Perkins’s purpose in Steeped in Stories is of a different order. Summarized briefly, it might be called “childhood inspirations recollected in maturity.” She has written an account not only of what Narnia, Middle Earth, and the March sisters meant to her when she first discovered them, but what they have come to mean to her nel mezzo del cammin di nostra vita (“Midway in our life’s journey”). We should grant, in the interest of critical justice, that this is not necessarily an easy task. It is difficult for an adult to write about any childhood preoccupation without coming across as something of a snob, and Perkins avoids the temptation to look down her nose at her young self in the days of past enchantments.

Perkins’s examinations — interrogations, rather — of C.S. Lewis, Louisa May Alcott, J.R.R. Tolkien, et al. are less successful. In a chapter on Lewis’s Narnia series, Perkins imagines herself cross-examining “Uncle Jack” with the purpose of discovering why he chose to introduce a fictional group of dark-skinned people as villains in Voyage of the Dawn Treader. At the end of this fictitious interview, the ghost of Lewis is made to acknowledge his literary offenses, and he departs with the gift of the author’s absolution — a gift, it hardly needs saying, that is enormously condescending.

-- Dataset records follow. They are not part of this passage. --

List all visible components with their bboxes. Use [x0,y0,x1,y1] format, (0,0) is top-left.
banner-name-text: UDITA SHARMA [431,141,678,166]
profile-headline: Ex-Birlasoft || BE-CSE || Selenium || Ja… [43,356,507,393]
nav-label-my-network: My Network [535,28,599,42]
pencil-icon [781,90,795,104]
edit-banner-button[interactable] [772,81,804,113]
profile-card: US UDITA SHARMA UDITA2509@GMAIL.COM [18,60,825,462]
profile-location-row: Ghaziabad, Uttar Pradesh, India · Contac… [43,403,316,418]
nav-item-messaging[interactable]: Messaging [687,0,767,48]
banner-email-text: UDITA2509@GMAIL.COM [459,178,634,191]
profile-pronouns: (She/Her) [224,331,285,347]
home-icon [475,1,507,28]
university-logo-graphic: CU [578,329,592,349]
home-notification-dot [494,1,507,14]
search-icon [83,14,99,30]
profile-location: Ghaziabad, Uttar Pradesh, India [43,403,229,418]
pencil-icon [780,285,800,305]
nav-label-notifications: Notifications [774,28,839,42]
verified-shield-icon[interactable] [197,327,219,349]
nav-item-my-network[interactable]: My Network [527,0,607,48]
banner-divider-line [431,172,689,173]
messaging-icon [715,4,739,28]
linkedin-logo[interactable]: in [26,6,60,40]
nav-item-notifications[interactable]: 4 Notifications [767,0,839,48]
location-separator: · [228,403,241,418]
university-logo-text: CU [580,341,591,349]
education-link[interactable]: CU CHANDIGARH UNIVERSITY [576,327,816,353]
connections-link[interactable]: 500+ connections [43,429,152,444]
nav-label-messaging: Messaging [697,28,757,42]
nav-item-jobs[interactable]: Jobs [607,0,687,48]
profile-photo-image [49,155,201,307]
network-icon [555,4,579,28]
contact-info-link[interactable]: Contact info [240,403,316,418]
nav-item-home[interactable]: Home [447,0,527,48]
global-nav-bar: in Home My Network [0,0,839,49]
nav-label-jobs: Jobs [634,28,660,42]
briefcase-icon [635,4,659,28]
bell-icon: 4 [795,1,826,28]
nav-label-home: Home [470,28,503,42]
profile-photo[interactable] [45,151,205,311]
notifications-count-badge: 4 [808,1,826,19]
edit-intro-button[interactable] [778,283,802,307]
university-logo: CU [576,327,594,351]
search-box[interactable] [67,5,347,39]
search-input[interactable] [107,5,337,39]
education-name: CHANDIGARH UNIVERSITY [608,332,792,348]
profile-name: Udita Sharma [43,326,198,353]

For a writer so keenly excited by the ethical nature of fiction, Perkins suffers from occasional moments of myopia. In the same section on Lewis, she wonders if his wife, Joy Davidman, ever “challenged him in the same way” Perkins herself attempts. Davidman, Perkins suggests, as someone who “had once been a communist and [who] was a thoughtful intellectual,” might have offered him a valuable lesson on the presentation of marginalized peoples. Davidman was a poet and an Old Testament scholar whose surviving writings give solid evidence of a formidable mind. Why her status as a one-time member of the CPUSA should be taken as a credit to her (or to anyone’s) moral intelligence is a mystery to me.

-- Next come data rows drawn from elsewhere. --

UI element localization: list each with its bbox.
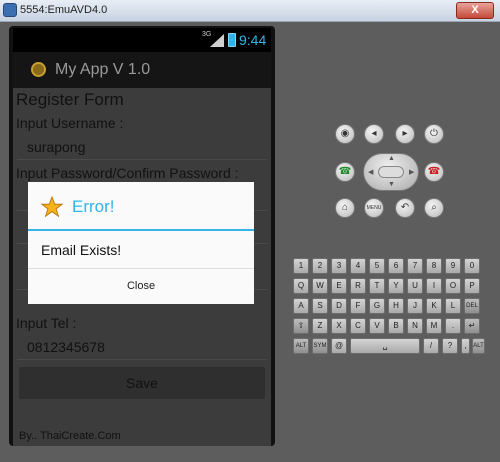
key-a[interactable]: A xyxy=(293,298,309,314)
key-alt-left[interactable]: ALT xyxy=(293,338,309,354)
action-bar: My App V 1.0 xyxy=(13,52,271,88)
key-sym[interactable]: SYM xyxy=(312,338,328,354)
key-at[interactable]: @ xyxy=(331,338,347,354)
key-i[interactable]: I xyxy=(426,278,442,294)
form-title: Register Form xyxy=(16,90,124,109)
key-p[interactable]: P xyxy=(464,278,480,294)
dpad-left-icon[interactable]: ◀ xyxy=(368,168,373,176)
status-bar: 3G 9:44 xyxy=(13,28,271,52)
window-titlebar: 5554:EmuAVD4.0 X xyxy=(0,0,500,22)
back-button[interactable]: ↶ xyxy=(395,198,415,218)
username-value: surapong xyxy=(27,139,86,155)
key-4[interactable]: 4 xyxy=(350,258,366,274)
key-l[interactable]: L xyxy=(445,298,461,314)
tel-value: 0812345678 xyxy=(27,339,105,355)
dialog-message: Email Exists! xyxy=(41,242,122,258)
key-9[interactable]: 9 xyxy=(445,258,461,274)
key-h[interactable]: H xyxy=(388,298,404,314)
phone-screen: 3G 9:44 My App V 1.0 Register Form Input… xyxy=(13,28,271,446)
footer-credit: By.. ThaiCreate.Com xyxy=(19,430,121,442)
dpad-center-button[interactable] xyxy=(378,166,404,178)
menu-button[interactable]: MENU xyxy=(364,198,384,218)
key-r[interactable]: R xyxy=(350,278,366,294)
key-question[interactable]: ? xyxy=(442,338,458,354)
key-shift[interactable]: ⇧ xyxy=(293,318,309,334)
dialog-title: Error! xyxy=(72,197,115,216)
dpad-down-icon[interactable]: ▼ xyxy=(388,181,395,188)
key-b[interactable]: B xyxy=(388,318,404,334)
key-comma[interactable]: , xyxy=(461,338,470,354)
dialog-divider xyxy=(28,229,254,231)
window-close-button[interactable]: X xyxy=(456,2,494,19)
status-time: 9:44 xyxy=(239,32,267,48)
key-slash[interactable]: / xyxy=(423,338,439,354)
username-label: Input Username : xyxy=(16,115,124,131)
key-n[interactable]: N xyxy=(407,318,423,334)
key-k[interactable]: K xyxy=(426,298,442,314)
key-y[interactable]: Y xyxy=(388,278,404,294)
key-space[interactable]: ␣ xyxy=(350,338,420,354)
power-button[interactable]: ⏻ xyxy=(424,124,444,144)
footer: By.. ThaiCreate.Com xyxy=(13,428,271,446)
camera-button[interactable]: ◉ xyxy=(335,124,355,144)
save-button[interactable]: Save xyxy=(19,367,265,399)
call-button[interactable]: ☎ xyxy=(335,162,355,182)
username-field[interactable]: surapong xyxy=(17,132,267,160)
key-u[interactable]: U xyxy=(407,278,423,294)
volume-up-button[interactable]: ▸ xyxy=(395,124,415,144)
volume-down-button[interactable]: ◂ xyxy=(364,124,384,144)
key-del[interactable]: DEL xyxy=(464,298,480,314)
key-period[interactable]: . xyxy=(445,318,461,334)
key-v[interactable]: V xyxy=(369,318,385,334)
password-label: Input Password/Confirm Password : xyxy=(16,165,239,181)
dpad[interactable]: ▲ ▼ ◀ ▶ xyxy=(363,153,419,191)
key-8[interactable]: 8 xyxy=(426,258,442,274)
key-alt-right[interactable]: ALT xyxy=(472,338,485,354)
key-5[interactable]: 5 xyxy=(369,258,385,274)
tel-label: Input Tel : xyxy=(16,315,77,331)
key-e[interactable]: E xyxy=(331,278,347,294)
dialog-close-button[interactable]: Close xyxy=(28,269,254,304)
signal-icon xyxy=(210,34,224,47)
error-dialog: Error! Email Exists! Close xyxy=(28,182,254,304)
key-2[interactable]: 2 xyxy=(312,258,328,274)
key-x[interactable]: X xyxy=(331,318,347,334)
key-w[interactable]: W xyxy=(312,278,328,294)
key-0[interactable]: 0 xyxy=(464,258,480,274)
key-1[interactable]: 1 xyxy=(293,258,309,274)
tel-field[interactable]: 0812345678 xyxy=(17,332,267,360)
end-call-button[interactable]: ☎ xyxy=(424,162,444,182)
key-f[interactable]: F xyxy=(350,298,366,314)
key-d[interactable]: D xyxy=(331,298,347,314)
home-button[interactable]: ⌂ xyxy=(335,198,355,218)
key-7[interactable]: 7 xyxy=(407,258,423,274)
key-o[interactable]: O xyxy=(445,278,461,294)
key-3[interactable]: 3 xyxy=(331,258,347,274)
dpad-right-icon[interactable]: ▶ xyxy=(409,168,414,176)
star-icon xyxy=(41,196,63,218)
key-z[interactable]: Z xyxy=(312,318,328,334)
app-icon xyxy=(3,3,17,17)
app-logo-icon xyxy=(31,62,46,77)
battery-icon xyxy=(228,33,236,47)
app-title: My App V 1.0 xyxy=(55,61,151,78)
window-title: 5554:EmuAVD4.0 xyxy=(20,4,108,16)
key-m[interactable]: M xyxy=(426,318,442,334)
key-6[interactable]: 6 xyxy=(388,258,404,274)
key-g[interactable]: G xyxy=(369,298,385,314)
dpad-up-icon[interactable]: ▲ xyxy=(388,155,395,162)
key-t[interactable]: T xyxy=(369,278,385,294)
key-s[interactable]: S xyxy=(312,298,328,314)
key-c[interactable]: C xyxy=(350,318,366,334)
key-enter[interactable]: ↵ xyxy=(464,318,480,334)
search-button[interactable]: ⌕ xyxy=(424,198,444,218)
key-j[interactable]: J xyxy=(407,298,423,314)
key-q[interactable]: Q xyxy=(293,278,309,294)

Perkins also explains Lewis’s alleged prejudice against non-white people in the following passage, which she puts in the mouth of Uncle Jack himself: “You must remember that I was born in 1898 and grew up in the British Raj. I also fought in a war, which was devastating. The Ottoman Empire was a brutal enemy.” As a piece of creative psychoanalysis, this is remarkably flat. The notion that Lewis, an Irishman whose service during the First World War took him nowhere near the Ottoman Empire, and whose published works contain little or no personal opinion on the British Empire in India, might be taken to have held the common racial attitudes of the pukka sahib immortalized in A Passage to India and Burmese Days is, quite honestly, contemptible at best.

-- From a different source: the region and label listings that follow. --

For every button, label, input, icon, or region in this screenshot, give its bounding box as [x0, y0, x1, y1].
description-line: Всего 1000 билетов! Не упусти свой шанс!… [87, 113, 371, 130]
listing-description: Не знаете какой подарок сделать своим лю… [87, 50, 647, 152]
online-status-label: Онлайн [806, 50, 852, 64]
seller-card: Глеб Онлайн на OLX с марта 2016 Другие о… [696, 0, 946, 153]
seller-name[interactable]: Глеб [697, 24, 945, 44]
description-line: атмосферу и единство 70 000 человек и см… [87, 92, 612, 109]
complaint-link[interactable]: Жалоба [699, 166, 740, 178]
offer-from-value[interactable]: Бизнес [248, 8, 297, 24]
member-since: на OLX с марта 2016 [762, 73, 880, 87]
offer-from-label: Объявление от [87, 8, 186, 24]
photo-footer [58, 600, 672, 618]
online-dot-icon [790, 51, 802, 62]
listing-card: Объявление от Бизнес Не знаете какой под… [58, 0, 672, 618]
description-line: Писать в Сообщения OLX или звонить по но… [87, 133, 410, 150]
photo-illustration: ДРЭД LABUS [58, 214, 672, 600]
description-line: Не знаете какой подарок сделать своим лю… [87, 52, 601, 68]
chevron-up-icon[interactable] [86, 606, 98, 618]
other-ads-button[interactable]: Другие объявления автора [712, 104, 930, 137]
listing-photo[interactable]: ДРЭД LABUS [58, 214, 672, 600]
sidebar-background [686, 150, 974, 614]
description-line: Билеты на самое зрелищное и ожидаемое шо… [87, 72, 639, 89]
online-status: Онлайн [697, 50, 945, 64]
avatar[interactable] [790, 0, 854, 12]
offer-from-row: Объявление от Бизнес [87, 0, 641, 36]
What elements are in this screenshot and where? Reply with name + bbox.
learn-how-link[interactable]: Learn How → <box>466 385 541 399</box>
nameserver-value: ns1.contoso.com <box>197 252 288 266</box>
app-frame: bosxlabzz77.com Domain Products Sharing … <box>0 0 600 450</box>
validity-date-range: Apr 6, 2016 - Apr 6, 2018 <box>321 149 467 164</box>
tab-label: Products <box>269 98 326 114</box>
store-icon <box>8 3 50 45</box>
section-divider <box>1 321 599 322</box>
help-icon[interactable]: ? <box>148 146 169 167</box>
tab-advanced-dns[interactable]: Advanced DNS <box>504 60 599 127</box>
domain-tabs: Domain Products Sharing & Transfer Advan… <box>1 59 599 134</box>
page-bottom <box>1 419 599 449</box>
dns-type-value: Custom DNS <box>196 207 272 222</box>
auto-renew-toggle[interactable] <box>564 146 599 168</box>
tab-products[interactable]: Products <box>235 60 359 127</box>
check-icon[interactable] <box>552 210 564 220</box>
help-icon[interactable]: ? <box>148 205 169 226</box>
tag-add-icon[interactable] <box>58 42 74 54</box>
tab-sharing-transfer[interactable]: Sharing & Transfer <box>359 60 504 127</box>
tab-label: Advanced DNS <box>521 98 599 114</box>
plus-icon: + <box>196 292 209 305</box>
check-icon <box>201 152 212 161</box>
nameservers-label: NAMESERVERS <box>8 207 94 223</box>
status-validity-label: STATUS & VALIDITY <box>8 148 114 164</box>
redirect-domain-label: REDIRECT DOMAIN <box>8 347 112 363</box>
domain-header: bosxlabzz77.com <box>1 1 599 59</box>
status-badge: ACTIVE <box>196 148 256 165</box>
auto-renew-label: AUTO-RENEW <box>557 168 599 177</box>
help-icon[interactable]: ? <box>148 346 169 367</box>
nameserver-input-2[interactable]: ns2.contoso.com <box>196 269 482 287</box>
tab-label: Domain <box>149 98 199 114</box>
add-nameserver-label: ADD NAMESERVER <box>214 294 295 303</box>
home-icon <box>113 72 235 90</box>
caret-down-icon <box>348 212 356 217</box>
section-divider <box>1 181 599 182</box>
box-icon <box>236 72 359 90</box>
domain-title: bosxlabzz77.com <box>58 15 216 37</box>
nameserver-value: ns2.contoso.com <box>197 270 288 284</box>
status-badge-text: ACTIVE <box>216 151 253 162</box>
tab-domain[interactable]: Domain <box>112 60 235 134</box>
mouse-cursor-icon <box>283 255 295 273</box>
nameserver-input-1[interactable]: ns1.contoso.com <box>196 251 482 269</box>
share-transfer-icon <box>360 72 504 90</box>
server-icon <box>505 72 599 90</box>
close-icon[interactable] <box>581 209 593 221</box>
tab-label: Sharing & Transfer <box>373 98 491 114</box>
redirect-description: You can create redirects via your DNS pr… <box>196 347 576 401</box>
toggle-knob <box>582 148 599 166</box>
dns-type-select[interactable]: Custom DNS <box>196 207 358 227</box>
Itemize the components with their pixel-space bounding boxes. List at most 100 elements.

Perkins’s oddly inquisitorial attitude toward not only Lewis but writers generally is not incidental to this chapter but is shot through the book as a whole. “Just as we’re called to do with our elders in real life, we might want to try and forgive the authors who penned [old stories]. That’s what we’ll do in the conclusion of this book,” she advises the reader. I would like to think that death might be counted on to have saved Lewis and the several other authors who appear in this work from the posthumous re-education Perkins sees fit to inflict upon them. But of the Last Things I know nothing more than any other layman, and I may well be mistaken on this score.

The sentence that reveals the animating idea behind this book informs us that “all stories are didactic by nature.” Yes, but they aren’t. We may learn any number of things from works as different as The Pilgrim’s Progress and Alice in Wonderland, but it needs an especially obtuse interpreter not to see that the author of the first wrote with an earnestly instructive religious purpose in nearly every sentence, while the mind behind the second had no intention but the fanciful (and perfectly honorable) wish to amuse his reader. Any kind of criticism that overlooks this has blindfolded itself from the outset.